Pihak ‘lobbyist’ memang sangat piawai melakukan pendekatan, dan bujukanbujukan, yang lembut dan mendebarkan. Ada pendekatan perorangan. Ada pula bujukan lewat organisasi ilmiah maupun organisasi sosial keagamaan. Dengan duit tadi, organisasi ilmiah—di bawah nama Universitas besar dan ternama di Indonesia— bisa diperintah melakukan penelitian pesanan, dengan kesimpulan pesanan pula. Inti kesimpulannya harus berbunyi: ‘tembakau, dan rokok, membahayakan kesehatan’. Lalu pendekatan lapangan yang bias kepentingan politikekonomi itu pun dibuat. Dan diambillah responden dengan cara demikian rupa agar himpunan informasi dari mereka dapat mendukung kesimpulan yang sudah ‘ditemukan’ sebelum penelitian lapangan dilakukan.

Betapa mengenaskannya jiwa ilmuwan kita. Suatu pelacuran ilmiah yang terbuka, tanpa tedeng aling-aling, bukan ditolak, tapi malah diikuti. Mereka yang seharusnya setia memanggul dharma hidup sebagai pencari kebenaran dan karenanya harus bersikap merdeka terhadap bujukan materi, sudah takluk. Simbol kemandirian intelektual gugur. Lembaganya roboh dan dikoyak-koyak coro. Dan jiwa manusia di dalamnya nyungsep secara hina, lebih hina dari binatang melata.

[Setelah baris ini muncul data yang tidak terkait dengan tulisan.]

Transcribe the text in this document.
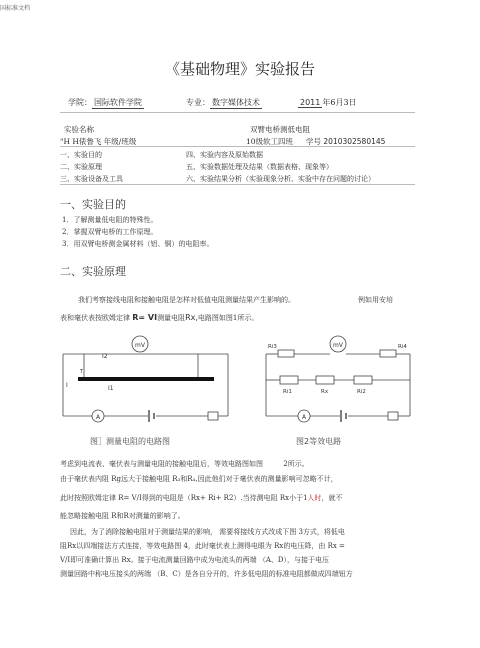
国标准文档
《基础物理》实验报告
学院： 国际软件学院	专业： 数字媒体技术	2011 年6月3日
实验名称	双臂电桥测低电阻
"H H俵鲁飞 年级/班级	10级软工四班 学号 2010302580145
一、实验目的
二、实验原理
三、实验设备及工具
四、实验内容及原始数据
五、实验数据处理及结果（数据表格、现象等）
六、实验结果分析（实验现象分析、实验中存在问题的讨论）
一、实验目的
1．了解测量低电阻的特殊性。
2．掌握双臂电桥的工作原理。
3．用双臂电桥测金属材料（铝、铜）的电阻率。
二、实验原理
我们考察接线电阻和接触电阻是怎样对低值电阻测量结果产生影响的。	例如用安培
表和毫伏表按欧姆定律 R= VI测量电阻Rx,电路图如图1所示。
mV
A
I2
I1
I
T
mV
A
Ri3	Ri4
Ri1	Rx	Ri2
图］测量电阻的电路图	图2等效电路
考虑到电流表、毫伏表与测量电阻的接触电阻后，等效电路图如图	2所示。
由于毫伏表内阻 Rg远大于接触电阻 R₃和R₄,因此他们对于毫伏表的测量影响可忽略不计，
此时按照欧姆定律 R= V/I得到的电阻是（Rx+ Ri+ R2）.当待测电阻 Rx小于1人时，就不
能忽略接触电阻 R和R对测量的影响了。
因此，为了消除接触电阻对于测量结果的影响， 需要将接线方式改成下图 3方式，将低电
阻Rx以四端接法方式连接，等效电路图 4，此时毫伏表上测得电眼为 Rx的电压降，由 Rx =
V/I即可准确计算出 Rx。接于电流测量回路中成为电流头的两端 （A、D），与接于电压
测量回路中称电压接头的两端 （B、C）是各自分开的，许多低电阻的标准电阻都做成四端钮方
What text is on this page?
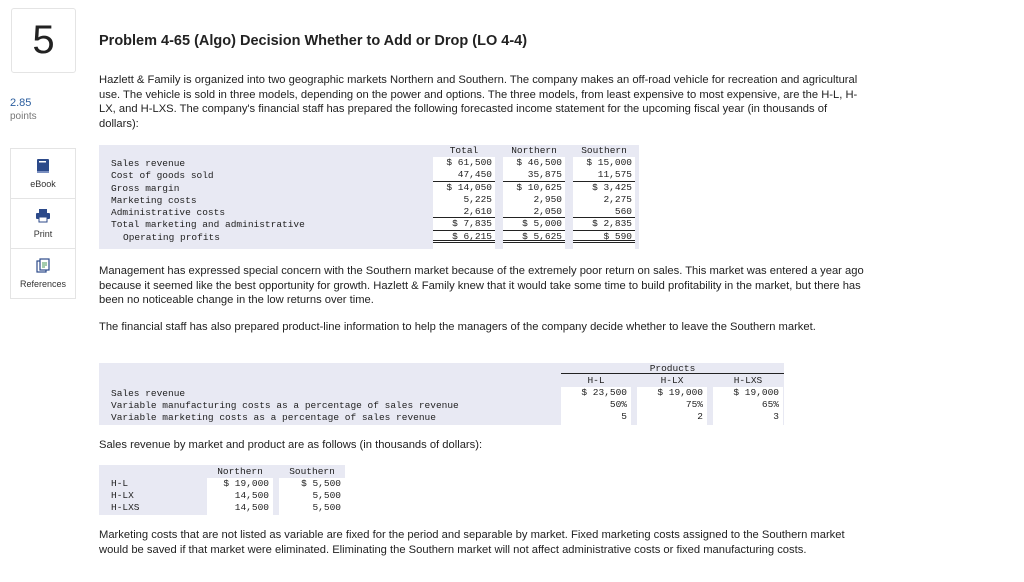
5
2.85
points
eBook
Print
References
Problem 4-65 (Algo) Decision Whether to Add or Drop (LO 4-4)
Hazlett & Family is organized into two geographic markets Northern and Southern. The company makes an off-road vehicle for recreation and agricultural use. The vehicle is sold in three models, depending on the power and options. The three models, from least expensive to most expensive, are the H-L, H-LX, and H-LXS. The company's financial staff has prepared the following forecasted income statement for the upcoming fiscal year (in thousands of dollars):
Sales revenue
Cost of goods sold
Gross margin
Marketing costs
Administrative costs
Total marketing and administrative
Operating profits
Total
$ 61,500
47,450
$ 14,050
5,225
2,610
$ 7,835
$ 6,215
Northern
$ 46,500
35,875
$ 10,625
2,950
2,050
$ 5,000
$ 5,625
Southern
$ 15,000
11,575
$ 3,425
2,275
560
$ 2,835
$ 590
Management has expressed special concern with the Southern market because of the extremely poor return on sales. This market was entered a year ago because it seemed like the best opportunity for growth. Hazlett & Family knew that it would take some time to build profitability in the market, but there has been no noticeable change in the low returns over time.
The financial staff has also prepared product-line information to help the managers of the company decide whether to leave the Southern market.
Products
Sales revenue
Variable manufacturing costs as a percentage of sales revenue
Variable marketing costs as a percentage of sales revenue
H-L
$ 23,500
50%
5
H-LX
$ 19,000
75%
2
H-LXS
$ 19,000
65%
3
Sales revenue by market and product are as follows (in thousands of dollars):
H-L
H-LX
H-LXS
Northern
$ 19,000
14,500
14,500
Southern
$ 5,500
5,500
5,500
Marketing costs that are not listed as variable are fixed for the period and separable by market. Fixed marketing costs assigned to the Southern market would be saved if that market were eliminated. Eliminating the Southern market will not affect administrative costs or fixed manufacturing costs.
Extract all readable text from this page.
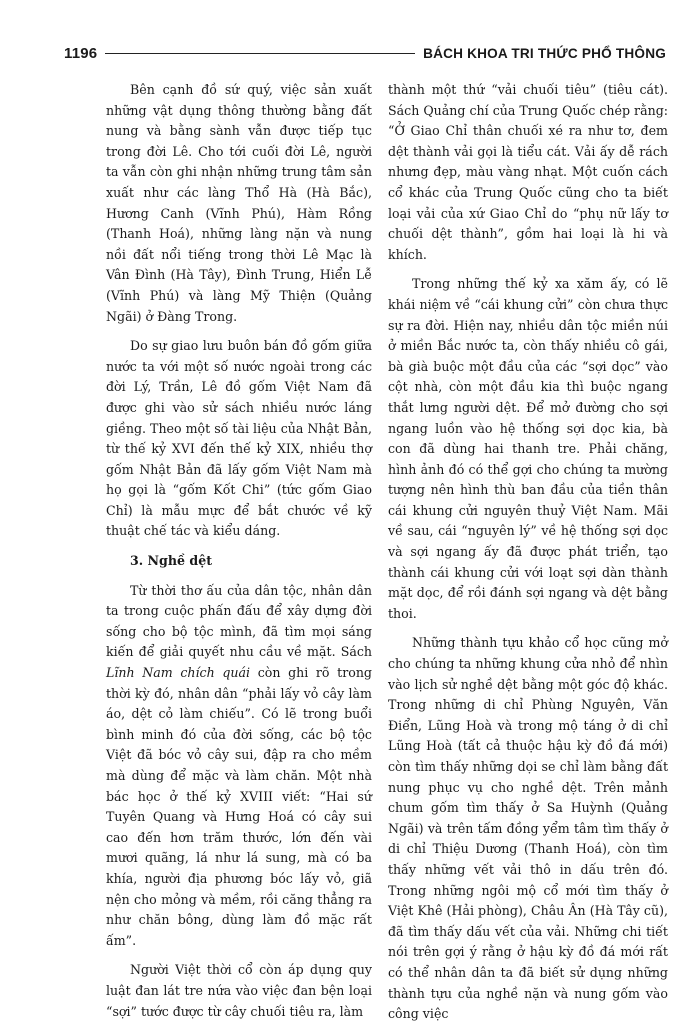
1196	BÁCH KHOA TRI THỨC PHỔ THÔNG

Bên cạnh đồ sứ quý, việc sản xuất những vật dụng thông thường bằng đất nung và bằng sành vẫn được tiếp tục trong đời Lê. Cho tới cuối đời Lê, người ta vẫn còn ghi nhận những trung tâm sản xuất như các làng Thổ Hà (Hà Bắc), Hương Canh (Vĩnh Phú), Hàm Rồng (Thanh Hoá), những làng nặn và nung nồi đất nổi tiếng trong thời Lê Mạc là Vân Đình (Hà Tây), Đình Trung, Hiển Lễ (Vĩnh Phú) và làng Mỹ Thiện (Quảng Ngãi) ở Đàng Trong.

Do sự giao lưu buôn bán đồ gốm giữa nước ta với một số nước ngoài trong các đời Lý, Trần, Lê đồ gốm Việt Nam đã được ghi vào sử sách nhiều nước láng giềng. Theo một số tài liệu của Nhật Bản, từ thế kỷ XVI đến thế kỷ XIX, nhiều thợ gốm Nhật Bản đã lấy gốm Việt Nam mà họ gọi là “gốm Kốt Chi” (tức gốm Giao Chỉ) là mẫu mực để bắt chước về kỹ thuật chế tác và kiểu dáng.

3. Nghề dệt

Từ thời thơ ấu của dân tộc, nhân dân ta trong cuộc phấn đấu để xây dựng đời sống cho bộ tộc mình, đã tìm mọi sáng kiến để giải quyết nhu cầu về mặt. Sách Lĩnh Nam chích quái còn ghi rõ trong thời kỳ đó, nhân dân “phải lấy vỏ cây làm áo, dệt cỏ làm chiếu”. Có lẽ trong buổi bình minh đó của đời sống, các bộ tộc Việt đã bóc vỏ cây sui, đập ra cho mềm mà dùng để mặc và làm chăn. Một nhà bác học ở thế kỷ XVIII viết: “Hai sứ Tuyên Quang và Hưng Hoá có cây sui cao đến hơn trăm thước, lớn đến vài mươi quãng, lá như lá sung, mà có ba khía, người địa phương bóc lấy vỏ, giã nện cho mỏng và mềm, rồi căng thẳng ra như chăn bông, dùng làm đồ mặc rất ấm”.

Người Việt thời cổ còn áp dụng quy luật đan lát tre nứa vào việc đan bện loại “sợi” tước được từ cây chuối tiêu ra, làm

thành một thứ “vải chuối tiêu” (tiêu cát). Sách Quảng chí của Trung Quốc chép rằng: “Ở Giao Chỉ thân chuối xé ra như tơ, đem dệt thành vải gọi là tiểu cát. Vải ấy dễ rách nhưng đẹp, màu vàng nhạt. Một cuốn cách cổ khác của Trung Quốc cũng cho ta biết loại vải của xứ Giao Chỉ do “phụ nữ lấy tơ chuối dệt thành”, gồm hai loại là hi và khích.

Trong những thế kỷ xa xăm ấy, có lẽ khái niệm về “cái khung cửi” còn chưa thực sự ra đời. Hiện nay, nhiều dân tộc miền núi ở miền Bắc nước ta, còn thấy nhiều cô gái, bà già buộc một đầu của các “sợi dọc” vào cột nhà, còn một đầu kia thì buộc ngang thắt lưng người dệt. Để mở đường cho sợi ngang luồn vào hệ thống sợi dọc kia, bà con đã dùng hai thanh tre. Phải chăng, hình ảnh đó có thể gợi cho chúng ta mường tượng nên hình thù ban đầu của tiền thân cái khung cửi nguyên thuỷ Việt Nam. Mãi về sau, cái “nguyên lý” về hệ thống sợi dọc và sợi ngang ấy đã được phát triển, tạo thành cái khung cửi với loạt sợi dàn thành mặt dọc, để rồi đánh sợi ngang và dệt bằng thoi.

Những thành tựu khảo cổ học cũng mở cho chúng ta những khung cửa nhỏ để nhìn vào lịch sử nghề dệt bằng một góc độ khác. Trong những di chỉ Phùng Nguyên, Văn Điển, Lũng Hoà và trong mộ táng ở di chỉ Lũng Hoà (tất cả thuộc hậu kỳ đồ đá mới) còn tìm thấy những dọi se chỉ làm bằng đất nung phục vụ cho nghề dệt. Trên mảnh chum gốm tìm thấy ở Sa Huỳnh (Quảng Ngãi) và trên tấm đồng yểm tâm tìm thấy ở di chỉ Thiệu Dương (Thanh Hoá), còn tìm thấy những vết vải thô in dấu trên đó. Trong những ngôi mộ cổ mới tìm thấy ở Việt Khê (Hải phòng), Châu Ân (Hà Tây cũ), đã tìm thấy dấu vết của vải. Những chi tiết nói trên gợi ý rằng ở hậu kỳ đồ đá mới rất có thể nhân dân ta đã biết sử dụng những thành tựu của nghề nặn và nung gốm vào công việc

Begitu ironi tentang manusia, sebagaimana dikatakan kitab suci.

Majlis Tarjih, otoritas penentu kiblat moral, dari suatu organisasi sosial keagamaan yang sangat berwibawa, yang didirikan oleh Kiai besar yang hidup zuhud, yang jelas menarik garis batas dengan dunia yang fana ini, dilanjutkan para rohaniwan besar, yang saleh, kini telah dihancurkan sendiri dari dalam oleh pengaruh uang, sekitar empat miliar rupiah jumlahnya. Sebagai anggota organisasi itu, saya merasa, orang-orang di Majlis penentu arah ini seperti membuat ‘W.C. Umum’ yang berbau busuk di ruang rapat mereka sendiri.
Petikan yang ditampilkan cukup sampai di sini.